Phantom Aquatics Impulse is another great compact dive light option for those needing a lot of power in a small form. The Impulse features multiple brightness levels which are easy to toggle with the press of a button even wearing dive gloves. Its rechargeable batteries will also give you plenty of dive time as it should last up to 20 hours depending in the settings used. Very impressive for its size, it is the brightness underwater flashlight we have tried that sports the compact form. This is a higher end dive light but there is definitely a lot of value with it as well.
If you really want a versatile dive torch, the UK Light Cannon is a great choice. The UK Light Canon can be purchased in either a lantern or pistol grip configuration and can easily be converted to either style making it a great choice if you dive in many different conditions. Another great aspect of this powerful dive light is it can be used with regular alkaline batteries with an outstanding 16 hours of burn time at 1100 lumens but if swap in the rechargeable battery unit it will nearly double your lumens output to 2100! This dive torch is certainly on the high end of our list cost wise but it is definitely a quality light that performs outstanding.
Literally the brightest dive light I have ever seen or used, the BCON’s 2500 lumens will surely have you wide eyed underwater.
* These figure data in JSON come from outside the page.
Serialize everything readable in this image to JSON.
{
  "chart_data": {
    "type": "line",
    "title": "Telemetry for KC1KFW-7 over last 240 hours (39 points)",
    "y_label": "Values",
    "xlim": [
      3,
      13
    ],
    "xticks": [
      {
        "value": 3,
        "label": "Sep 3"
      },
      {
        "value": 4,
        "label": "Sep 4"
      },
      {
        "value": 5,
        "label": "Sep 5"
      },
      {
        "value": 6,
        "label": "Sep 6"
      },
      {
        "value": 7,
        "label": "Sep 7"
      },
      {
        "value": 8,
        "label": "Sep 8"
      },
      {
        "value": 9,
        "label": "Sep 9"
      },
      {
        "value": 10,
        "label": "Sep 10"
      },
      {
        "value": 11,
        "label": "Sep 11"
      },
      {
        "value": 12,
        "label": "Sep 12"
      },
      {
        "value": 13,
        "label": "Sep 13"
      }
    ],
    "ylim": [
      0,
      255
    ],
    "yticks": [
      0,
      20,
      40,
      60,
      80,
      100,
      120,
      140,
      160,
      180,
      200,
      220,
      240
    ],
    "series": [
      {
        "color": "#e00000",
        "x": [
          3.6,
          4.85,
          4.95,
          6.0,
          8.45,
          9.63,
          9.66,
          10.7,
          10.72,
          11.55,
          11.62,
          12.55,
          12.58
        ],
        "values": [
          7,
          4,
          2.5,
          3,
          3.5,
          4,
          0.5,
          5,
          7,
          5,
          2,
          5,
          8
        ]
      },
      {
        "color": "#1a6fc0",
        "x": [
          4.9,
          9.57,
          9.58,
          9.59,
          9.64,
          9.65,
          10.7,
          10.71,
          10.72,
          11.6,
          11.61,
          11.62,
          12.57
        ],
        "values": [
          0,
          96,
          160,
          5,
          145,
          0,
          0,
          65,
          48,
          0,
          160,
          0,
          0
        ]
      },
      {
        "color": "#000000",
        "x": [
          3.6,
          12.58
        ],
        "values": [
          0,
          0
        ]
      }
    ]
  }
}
It is a good thing Tovatec implemented multiple light modes with the BCON as this light is truly blinding at full power. Not only is this one of the brightest underwater flashlights it is extremely durable and the rechargeable batteries are also very high quality and long lasting. The beam angle is also ideal for any diving conditions and will last 2 hours at full power and up to 6 hours at 30%. If your budget allows this is one of the best underwater flashlights you can get and is rugged, quality built, and well suited for any conditions. If you need a high quality scuba diving flashlight you can depend on, this is it!
Designed to leverage existing GoPro mounts, the Sidekick DUO is a very versatile underwater video light which feature both a 600 lumens flood beam and a 400 lumens spot beam you can toggle between. Rechargeable batteries will get you between 60-240 minutes of burn time.
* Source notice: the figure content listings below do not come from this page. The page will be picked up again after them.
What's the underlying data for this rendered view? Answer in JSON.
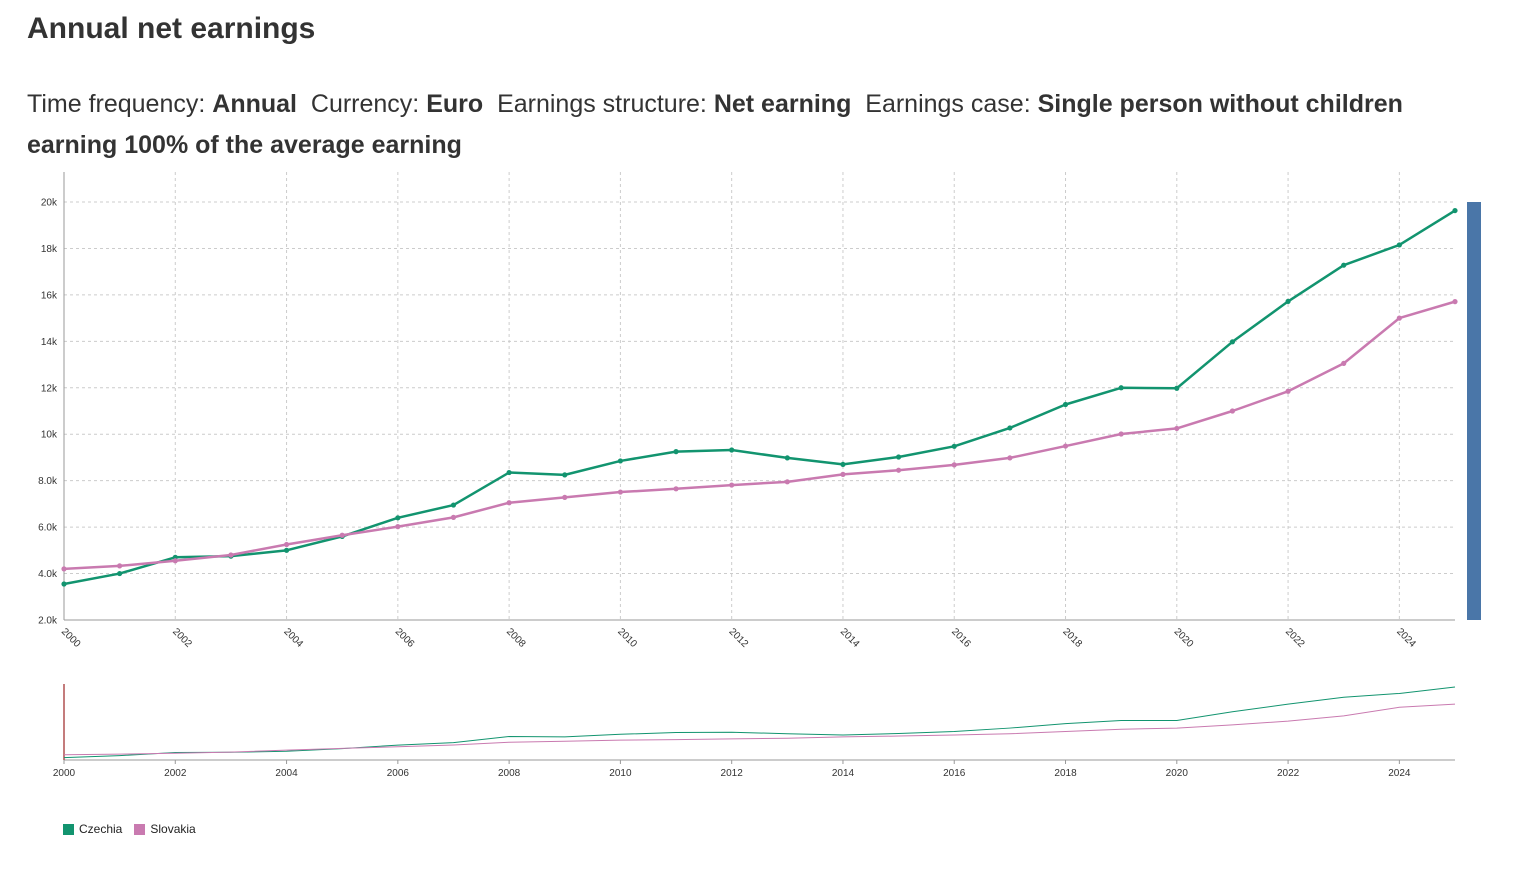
{
  "title": "Annual net earnings",
  "filters": [
    {
      "label": "Time frequency: ",
      "value": "Annual"
    },
    {
      "label": "Currency: ",
      "value": "Euro"
    },
    {
      "label": "Earnings structure: ",
      "value": "Net earning"
    },
    {
      "label": "Earnings case: ",
      "value": "Single person without children earning 100% of the average earning"
    }
  ],
  "chart_data": {
    "type": "line",
    "x": [
      2000,
      2001,
      2002,
      2003,
      2004,
      2005,
      2006,
      2007,
      2008,
      2009,
      2010,
      2011,
      2012,
      2013,
      2014,
      2015,
      2016,
      2017,
      2018,
      2019,
      2020,
      2021,
      2022,
      2023,
      2024,
      2025
    ],
    "series": [
      {
        "name": "Czechia",
        "color": "#12946f",
        "values": [
          3550,
          4000,
          4700,
          4750,
          5000,
          5600,
          6400,
          6950,
          8350,
          8250,
          8850,
          9250,
          9320,
          8980,
          8700,
          9020,
          9480,
          10270,
          11280,
          12000,
          11980,
          13980,
          15720,
          17280,
          18150,
          19630
        ]
      },
      {
        "name": "Slovakia",
        "color": "#c97ab0",
        "values": [
          4200,
          4330,
          4550,
          4800,
          5250,
          5650,
          6020,
          6420,
          7050,
          7280,
          7510,
          7650,
          7810,
          7950,
          8270,
          8450,
          8680,
          8980,
          9490,
          10010,
          10250,
          11000,
          11850,
          13050,
          15000,
          15710
        ]
      }
    ],
    "x_ticks": [
      "2000",
      "2002",
      "2004",
      "2006",
      "2008",
      "2010",
      "2012",
      "2014",
      "2016",
      "2018",
      "2020",
      "2022",
      "2024"
    ],
    "y_ticks": [
      "2.0k",
      "4.0k",
      "6.0k",
      "8.0k",
      "10k",
      "12k",
      "14k",
      "16k",
      "18k",
      "20k"
    ],
    "xlim": [
      2000,
      2025
    ],
    "ylim": [
      2000,
      20000
    ],
    "grid": true,
    "legend_position": "bottom-left",
    "navigator": true
  }
}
Need a more serious underwater video light, the Galaxy is just that. With up to 2500 lumens of flood you are sure to light of entire reefs or larger areas of the sea floor. The rechargeable batteries will provide up to 2 hours of light as well.
I hope you found The Leisure Pro’s List of Best Dive Lights useful. Be sure and let us know what your favorite light is and if you picked up one off of the list! Remember, all dive gear needs to taken care of if you want it to last, so check out the few tips below to keep your lights in top shape.
Dive Light Care and Maintenance
Before each dive trip, inspect your o-rings and look for cracks or nicks. Keep them clean and use the silicone lubricant provided by the manufacturer to prevent flooding. Rinse the lights with warm water after using them and remove the batteries from the light when you aren’t using it.
Be aware of the type of battery you have, some need to be charged and discharged at regular intervals, or they will lose capacity and stop working at all. Read you manual from your scuba light for proper battery maintenance.
Some manufacturers have amazing customer service, they will usually replace pretty much anything that goes wrong with the light at no cost. This is especially true for the premium scuba light manufacturers like Tovatec and BigBlue.